Aujourd’hui, alors que les besoins en sang sont chaque jour plus importants, les homosexuels sont privés du droit du don du sang. Nous demandons la fin de cet amalgame entre homosexualité et séropositivité. 

 

Droit à l'égalité réelle

Nous voulons être libres dans nos sexualités, nos choix, ou nos amours, être reconnu-e-s, accceptée-s dans notre diversité, pour ne plus être des citoyen-ne-s au rabais. 

Nous exigeons l'égalité des droits, en terme de mariage, d'homoparentalité, de Procréation médicalement assistée, d'adoption, de filiation. 

Trop souvent laissés à la porte de l’ascenseur social, rejetés par leur famille, de plus en plus de jeunes homos ont recours à la prostitution ou au suicide (un quart des tentatives de suicide chez les adolescents serait lié à l’homosexualité), qui ne constituent en rien des solutions : voici pourquoi il est urgent de garantir à tous et à toutes les mêmes droits. On ne peut plus apporter comme seules réponses à un malaise social prostitution, conduites additives et attitudes suicidaires. Ecoute, conseils et aides sont des droits exigibles pour tous. La lutte contre l’homophobie de l’école aux bancs de l’Assemblée Nationale est une nécessité pour garantir l’égalité des droits. Couples mariés, pacsés, concubins, ou célibataires : nous exigeons L'égalité entre les différents statuts fiscaux. 

Au-delà des droits c'est tout un système, imposé dès le plus jeune âge par l'éducation et la pression sociale, dans la famille ou le milieu professionnel, qu'il faut remettre en cause. Un système que subissent violemment les trans, interdit-e-s de changer d'état civil à moins d'avoir subi une chirurgie génitale, donc d'être stérilisé-e-s. Cette même vision binaire et essentialiste du genre conduit à la mutilation des personnes intersexes dès leur naissance pour les faire rentrer dans la norme. Contre cela nous demandons la dépathologisation des trans ainsi que le droit à disposer de son corps et à l'autodétermination !

 

Droit à la citoyenneté, à la justice, à la santé, à l’amour…

 C’est autant de combat que nous devons encore gagner.
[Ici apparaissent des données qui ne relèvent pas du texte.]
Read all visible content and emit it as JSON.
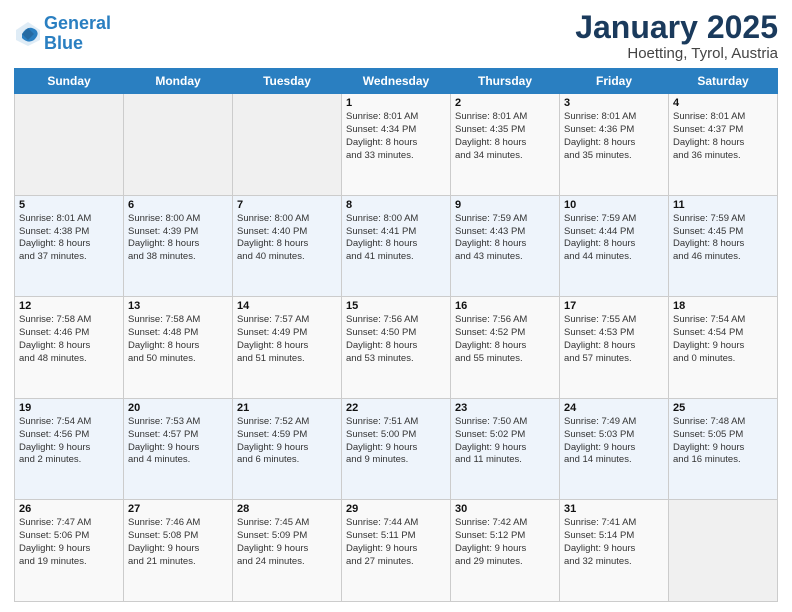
{
  "header": {
    "logo_line1": "General",
    "logo_line2": "Blue",
    "title": "January 2025",
    "subtitle": "Hoetting, Tyrol, Austria"
  },
  "weekdays": [
    "Sunday",
    "Monday",
    "Tuesday",
    "Wednesday",
    "Thursday",
    "Friday",
    "Saturday"
  ],
  "weeks": [
    [
      {
        "day": "",
        "info": ""
      },
      {
        "day": "",
        "info": ""
      },
      {
        "day": "",
        "info": ""
      },
      {
        "day": "1",
        "info": "Sunrise: 8:01 AM\nSunset: 4:34 PM\nDaylight: 8 hours\nand 33 minutes."
      },
      {
        "day": "2",
        "info": "Sunrise: 8:01 AM\nSunset: 4:35 PM\nDaylight: 8 hours\nand 34 minutes."
      },
      {
        "day": "3",
        "info": "Sunrise: 8:01 AM\nSunset: 4:36 PM\nDaylight: 8 hours\nand 35 minutes."
      },
      {
        "day": "4",
        "info": "Sunrise: 8:01 AM\nSunset: 4:37 PM\nDaylight: 8 hours\nand 36 minutes."
      }
    ],
    [
      {
        "day": "5",
        "info": "Sunrise: 8:01 AM\nSunset: 4:38 PM\nDaylight: 8 hours\nand 37 minutes."
      },
      {
        "day": "6",
        "info": "Sunrise: 8:00 AM\nSunset: 4:39 PM\nDaylight: 8 hours\nand 38 minutes."
      },
      {
        "day": "7",
        "info": "Sunrise: 8:00 AM\nSunset: 4:40 PM\nDaylight: 8 hours\nand 40 minutes."
      },
      {
        "day": "8",
        "info": "Sunrise: 8:00 AM\nSunset: 4:41 PM\nDaylight: 8 hours\nand 41 minutes."
      },
      {
        "day": "9",
        "info": "Sunrise: 7:59 AM\nSunset: 4:43 PM\nDaylight: 8 hours\nand 43 minutes."
      },
      {
        "day": "10",
        "info": "Sunrise: 7:59 AM\nSunset: 4:44 PM\nDaylight: 8 hours\nand 44 minutes."
      },
      {
        "day": "11",
        "info": "Sunrise: 7:59 AM\nSunset: 4:45 PM\nDaylight: 8 hours\nand 46 minutes."
      }
    ],
    [
      {
        "day": "12",
        "info": "Sunrise: 7:58 AM\nSunset: 4:46 PM\nDaylight: 8 hours\nand 48 minutes."
      },
      {
        "day": "13",
        "info": "Sunrise: 7:58 AM\nSunset: 4:48 PM\nDaylight: 8 hours\nand 50 minutes."
      },
      {
        "day": "14",
        "info": "Sunrise: 7:57 AM\nSunset: 4:49 PM\nDaylight: 8 hours\nand 51 minutes."
      },
      {
        "day": "15",
        "info": "Sunrise: 7:56 AM\nSunset: 4:50 PM\nDaylight: 8 hours\nand 53 minutes."
      },
      {
        "day": "16",
        "info": "Sunrise: 7:56 AM\nSunset: 4:52 PM\nDaylight: 8 hours\nand 55 minutes."
      },
      {
        "day": "17",
        "info": "Sunrise: 7:55 AM\nSunset: 4:53 PM\nDaylight: 8 hours\nand 57 minutes."
      },
      {
        "day": "18",
        "info": "Sunrise: 7:54 AM\nSunset: 4:54 PM\nDaylight: 9 hours\nand 0 minutes."
      }
    ],
    [
      {
        "day": "19",
        "info": "Sunrise: 7:54 AM\nSunset: 4:56 PM\nDaylight: 9 hours\nand 2 minutes."
      },
      {
        "day": "20",
        "info": "Sunrise: 7:53 AM\nSunset: 4:57 PM\nDaylight: 9 hours\nand 4 minutes."
      },
      {
        "day": "21",
        "info": "Sunrise: 7:52 AM\nSunset: 4:59 PM\nDaylight: 9 hours\nand 6 minutes."
      },
      {
        "day": "22",
        "info": "Sunrise: 7:51 AM\nSunset: 5:00 PM\nDaylight: 9 hours\nand 9 minutes."
      },
      {
        "day": "23",
        "info": "Sunrise: 7:50 AM\nSunset: 5:02 PM\nDaylight: 9 hours\nand 11 minutes."
      },
      {
        "day": "24",
        "info": "Sunrise: 7:49 AM\nSunset: 5:03 PM\nDaylight: 9 hours\nand 14 minutes."
      },
      {
        "day": "25",
        "info": "Sunrise: 7:48 AM\nSunset: 5:05 PM\nDaylight: 9 hours\nand 16 minutes."
      }
    ],
    [
      {
        "day": "26",
        "info": "Sunrise: 7:47 AM\nSunset: 5:06 PM\nDaylight: 9 hours\nand 19 minutes."
      },
      {
        "day": "27",
        "info": "Sunrise: 7:46 AM\nSunset: 5:08 PM\nDaylight: 9 hours\nand 21 minutes."
      },
      {
        "day": "28",
        "info": "Sunrise: 7:45 AM\nSunset: 5:09 PM\nDaylight: 9 hours\nand 24 minutes."
      },
      {
        "day": "29",
        "info": "Sunrise: 7:44 AM\nSunset: 5:11 PM\nDaylight: 9 hours\nand 27 minutes."
      },
      {
        "day": "30",
        "info": "Sunrise: 7:42 AM\nSunset: 5:12 PM\nDaylight: 9 hours\nand 29 minutes."
      },
      {
        "day": "31",
        "info": "Sunrise: 7:41 AM\nSunset: 5:14 PM\nDaylight: 9 hours\nand 32 minutes."
      },
      {
        "day": "",
        "info": ""
      }
    ]
  ]
}
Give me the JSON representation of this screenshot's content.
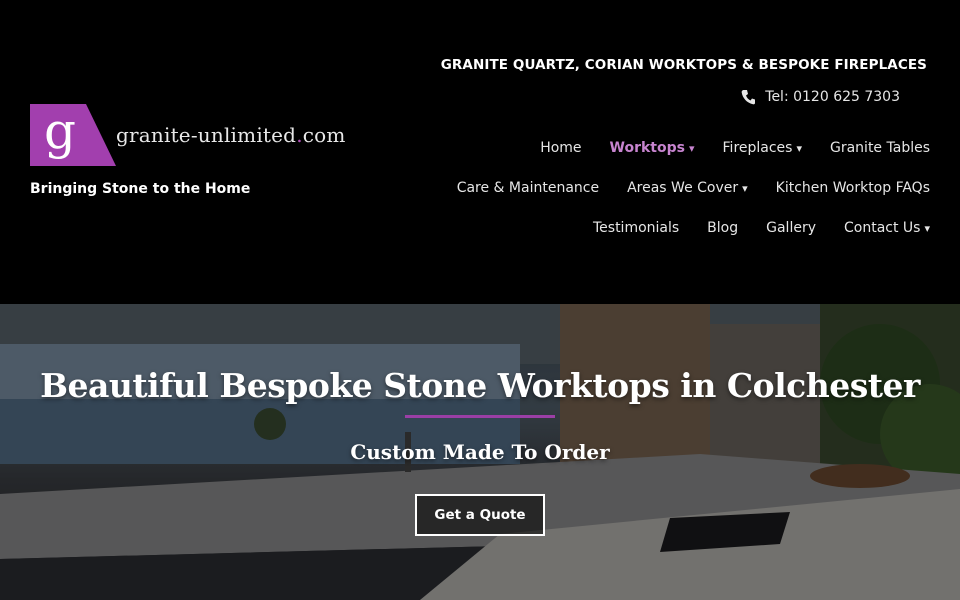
{
  "brand": {
    "logo_letter": "g",
    "logo_name": "granite-unlimited",
    "logo_dot": ".",
    "logo_tld": "com",
    "tagline": "Bringing Stone to the Home",
    "accent_color": "#9b3fa6"
  },
  "header": {
    "title": "GRANITE QUARTZ, CORIAN WORKTOPS & BESPOKE FIREPLACES",
    "phone": "Tel: 0120 625 7303",
    "phone_icon": "phone-icon"
  },
  "nav": {
    "row1": [
      {
        "label": "Home",
        "caret": ""
      },
      {
        "label": "Worktops",
        "caret": "▾"
      },
      {
        "label": "Fireplaces",
        "caret": "▾"
      },
      {
        "label": "Granite Tables",
        "caret": ""
      }
    ],
    "row2": [
      {
        "label": "Care & Maintenance",
        "caret": ""
      },
      {
        "label": "Areas We Cover",
        "caret": "▾"
      },
      {
        "label": "Kitchen Worktop FAQs",
        "caret": ""
      }
    ],
    "row3": [
      {
        "label": "Testimonials",
        "caret": ""
      },
      {
        "label": "Blog",
        "caret": ""
      },
      {
        "label": "Gallery",
        "caret": ""
      },
      {
        "label": "Contact Us",
        "caret": "▾"
      }
    ],
    "active": "Worktops"
  },
  "hero": {
    "title": "Beautiful Bespoke Stone Worktops in Colchester",
    "subtitle": "Custom Made To Order",
    "cta_label": "Get a Quote"
  }
}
L’ambition de cette lesbian & gaypride est de réveiller nos dirigeants pour leur rappeler l’urgence de cette situation et de briser les schémas qui nous sont imposés, avoir la possibilité de s'en émanciper, sans craintes, sans préjugés, sans entrave. En couple ou non, seul-e ou à plusieurs, avec ou sans enfants... sans l'impératif de se définir, ni dans sa sexualité, ni dans son genre.